Viaggiare con neonati: consigli sui mezzi da prendere e cosa evitare

Bambino viaggiare in treno

E chi l’ha detto che la nascita di vostro figlio significa dire addio, almeno per un po’, a piacevoli serate in compagnia degli amici, agli hobbies e ai viaggi? Se la vostra è una coppia giovane e dinamica, non dovete cambiare abitudini: seguite i consigli di viaggiarecoibimbi.it e potrete tranquillamente continuare a viaggiare, anche in 3!

Cosa bisogna evitare?

Va bene abituare il piccolo a tutto sin da subito (meglio evitare di crescere i figli nella bambagia), va bene la voglia di godersi un po’ di meritato relax, ma non esagerate: è sempre meglio evitare infatti di partire prima che siano trascorsi 15 giorni dal momento del parto. Perché? Perché le neo mamme hanno bisogno di riprendersi in toto da questo evento ed i piccoli di ambientarsi.

Un’altra cosa da evitare? Le valigie senza criterio! Se una volta dovevate pensare soltanto ai vostri bagagli, adesso dovete badare anche a quelli del bebè. Sedetevi con calma e controllate tutto nei dettagli: dimenticare qualcosa a casa o in albergo è un’evenienza da evitare come la peste!

Nel borsone del piccolino quindi non dovranno mai mancare i cambi completi ed il tessile in generale (dai calzini alle tutine, dai pannolini alle copertine), creme protettive ed anti irritazioni, un supporto per poter effettuare dei cambi pannolino d’emergenza, documenti (eh sì, anche i neonati hanno i loro), eventuali note scritte prima di partire dal pediatra, un recapito del dottore e viveri in abbondanza.

Per maggiori spunti di riflessioni basterà consultare il sito della SIN (alias Società Italiana di Neonatologia).

Viaggiare in macchina

Viaggiare in auto significa per i genitori osservare a pieno le disposizioni in materia fornite dal codice della strada ed in particolare dall’articolo 172: il bebè deve sedere sull’ovetto o sul seggiolino (in base al peso e all’età di vostro figlio dovrete scegliere tra l’uno e l’altro o fissare gli stessi in un senso di marcia piuttosto che in un altro).

Tanto l’uno quanto l’altro andranno installati sul sedile posteriore avendo cura di scegliere sempre il posto centrale.

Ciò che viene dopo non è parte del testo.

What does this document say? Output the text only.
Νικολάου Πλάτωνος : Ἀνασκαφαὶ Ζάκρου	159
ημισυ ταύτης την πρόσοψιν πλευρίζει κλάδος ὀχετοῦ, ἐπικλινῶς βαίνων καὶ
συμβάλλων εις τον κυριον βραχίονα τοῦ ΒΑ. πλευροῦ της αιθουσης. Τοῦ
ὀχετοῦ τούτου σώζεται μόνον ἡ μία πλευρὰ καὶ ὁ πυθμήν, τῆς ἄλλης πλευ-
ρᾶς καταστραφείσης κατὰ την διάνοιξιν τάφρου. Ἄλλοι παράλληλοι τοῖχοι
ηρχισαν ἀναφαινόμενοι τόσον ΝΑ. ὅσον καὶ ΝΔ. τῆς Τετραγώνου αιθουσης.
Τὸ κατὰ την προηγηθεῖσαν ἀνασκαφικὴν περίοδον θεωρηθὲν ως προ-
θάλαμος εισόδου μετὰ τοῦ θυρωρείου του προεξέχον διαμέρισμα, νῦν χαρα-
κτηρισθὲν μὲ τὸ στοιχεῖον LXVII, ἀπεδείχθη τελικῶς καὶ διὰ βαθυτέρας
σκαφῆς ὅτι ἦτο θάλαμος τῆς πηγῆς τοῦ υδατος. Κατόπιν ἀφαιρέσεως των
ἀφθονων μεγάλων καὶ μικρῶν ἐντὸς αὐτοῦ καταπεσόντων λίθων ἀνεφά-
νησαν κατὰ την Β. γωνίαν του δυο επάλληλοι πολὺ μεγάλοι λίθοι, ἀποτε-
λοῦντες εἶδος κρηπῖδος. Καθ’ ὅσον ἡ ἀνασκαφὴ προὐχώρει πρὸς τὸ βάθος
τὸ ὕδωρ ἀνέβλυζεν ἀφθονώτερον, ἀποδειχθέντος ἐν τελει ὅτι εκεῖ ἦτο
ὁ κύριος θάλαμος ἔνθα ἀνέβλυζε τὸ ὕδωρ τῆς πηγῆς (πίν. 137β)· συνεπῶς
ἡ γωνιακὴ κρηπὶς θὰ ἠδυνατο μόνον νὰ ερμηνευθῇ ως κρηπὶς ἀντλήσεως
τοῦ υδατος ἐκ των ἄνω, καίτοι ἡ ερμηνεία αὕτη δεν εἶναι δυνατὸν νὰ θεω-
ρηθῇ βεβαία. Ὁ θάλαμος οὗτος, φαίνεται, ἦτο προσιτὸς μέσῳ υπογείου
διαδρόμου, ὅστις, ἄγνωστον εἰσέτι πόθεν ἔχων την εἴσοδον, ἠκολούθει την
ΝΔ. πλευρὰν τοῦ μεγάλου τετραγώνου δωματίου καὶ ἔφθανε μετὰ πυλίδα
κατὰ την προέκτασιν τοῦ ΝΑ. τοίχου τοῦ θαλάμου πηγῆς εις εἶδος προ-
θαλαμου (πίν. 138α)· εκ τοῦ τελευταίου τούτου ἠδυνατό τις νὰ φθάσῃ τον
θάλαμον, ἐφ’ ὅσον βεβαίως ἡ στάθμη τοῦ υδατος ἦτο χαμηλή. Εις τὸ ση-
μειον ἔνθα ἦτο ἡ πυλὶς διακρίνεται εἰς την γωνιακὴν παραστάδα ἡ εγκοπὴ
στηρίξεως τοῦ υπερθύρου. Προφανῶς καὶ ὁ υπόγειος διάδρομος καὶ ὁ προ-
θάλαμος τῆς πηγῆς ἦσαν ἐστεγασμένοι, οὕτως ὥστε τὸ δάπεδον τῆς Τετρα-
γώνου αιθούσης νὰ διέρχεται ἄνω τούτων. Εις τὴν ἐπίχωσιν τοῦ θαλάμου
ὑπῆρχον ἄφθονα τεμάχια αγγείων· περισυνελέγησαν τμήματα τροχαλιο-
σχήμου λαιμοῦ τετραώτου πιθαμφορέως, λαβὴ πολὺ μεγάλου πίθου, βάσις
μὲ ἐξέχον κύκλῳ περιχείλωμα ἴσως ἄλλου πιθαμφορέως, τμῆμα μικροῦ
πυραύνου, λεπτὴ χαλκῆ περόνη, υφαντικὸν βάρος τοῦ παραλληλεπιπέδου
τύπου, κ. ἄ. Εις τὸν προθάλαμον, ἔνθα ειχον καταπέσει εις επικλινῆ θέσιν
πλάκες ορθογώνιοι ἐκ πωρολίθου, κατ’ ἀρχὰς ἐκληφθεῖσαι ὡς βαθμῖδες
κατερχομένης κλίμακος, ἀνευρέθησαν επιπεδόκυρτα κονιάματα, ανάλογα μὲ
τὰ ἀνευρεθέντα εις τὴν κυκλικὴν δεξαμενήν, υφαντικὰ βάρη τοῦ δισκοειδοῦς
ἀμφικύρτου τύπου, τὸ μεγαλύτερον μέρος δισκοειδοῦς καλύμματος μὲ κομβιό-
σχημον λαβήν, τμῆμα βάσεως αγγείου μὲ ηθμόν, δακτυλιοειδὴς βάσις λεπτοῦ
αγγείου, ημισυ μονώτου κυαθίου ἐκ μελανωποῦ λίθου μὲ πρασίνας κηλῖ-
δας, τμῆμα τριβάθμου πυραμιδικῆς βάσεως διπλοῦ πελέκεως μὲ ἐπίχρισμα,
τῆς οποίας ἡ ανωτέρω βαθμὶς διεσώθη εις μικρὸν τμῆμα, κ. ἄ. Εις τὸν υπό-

Controllate poi che sul prodotto sia riportata la dicitura ECER44-03.

Infine: evitate di usare indiscriminatamente l’aria condizionata (l’abitacolo sarà ospitale per il piccolo se la temperatura si attesterà sui 23°) e preferite piuttosto che utilizzarla partire in orari meno caldi della giornata mentre, se costretti a posteggiare, portate sempre con voi il marmocchio e lasciate la macchina all’ombra e con i finestrini lievemente abbassati.

Ogni due ore poi concedetevi una piccola sosta: rifocillate il bimbo, cambiategli il pannolino, sgranchitevi le gambe e poi via!

Viaggiare in aereo

Nemmeno l’aereo è un mezzo tabù per i neonati: basta ottenere però tutte le autorizzazioni del caso tanto da parte del pediatra quanto da parte della compagnia aerea che tra l’altro potrebbe offrirvi anche dei servizi speciali.

Attenzione però: non è raro che il bimbo accusi in volo un po’ di stress, che soffra cambi repentini di temperatura (e soprattutto di pressione) e che sia infastidito dalle luci o dai rumori. Per questo motivo, soprattutto quando l’aereo decollerà o atterrerà, sarà sempre meglio ricorrere al ciuccio in modo che, stimolando la suzione, il pargolo risenta meno dei fastidi sopra elencati.

Viaggiare in treno

Il treno è forse il mezzo più comodo per il neonato. Attenti soltanto alle correnti d’aria.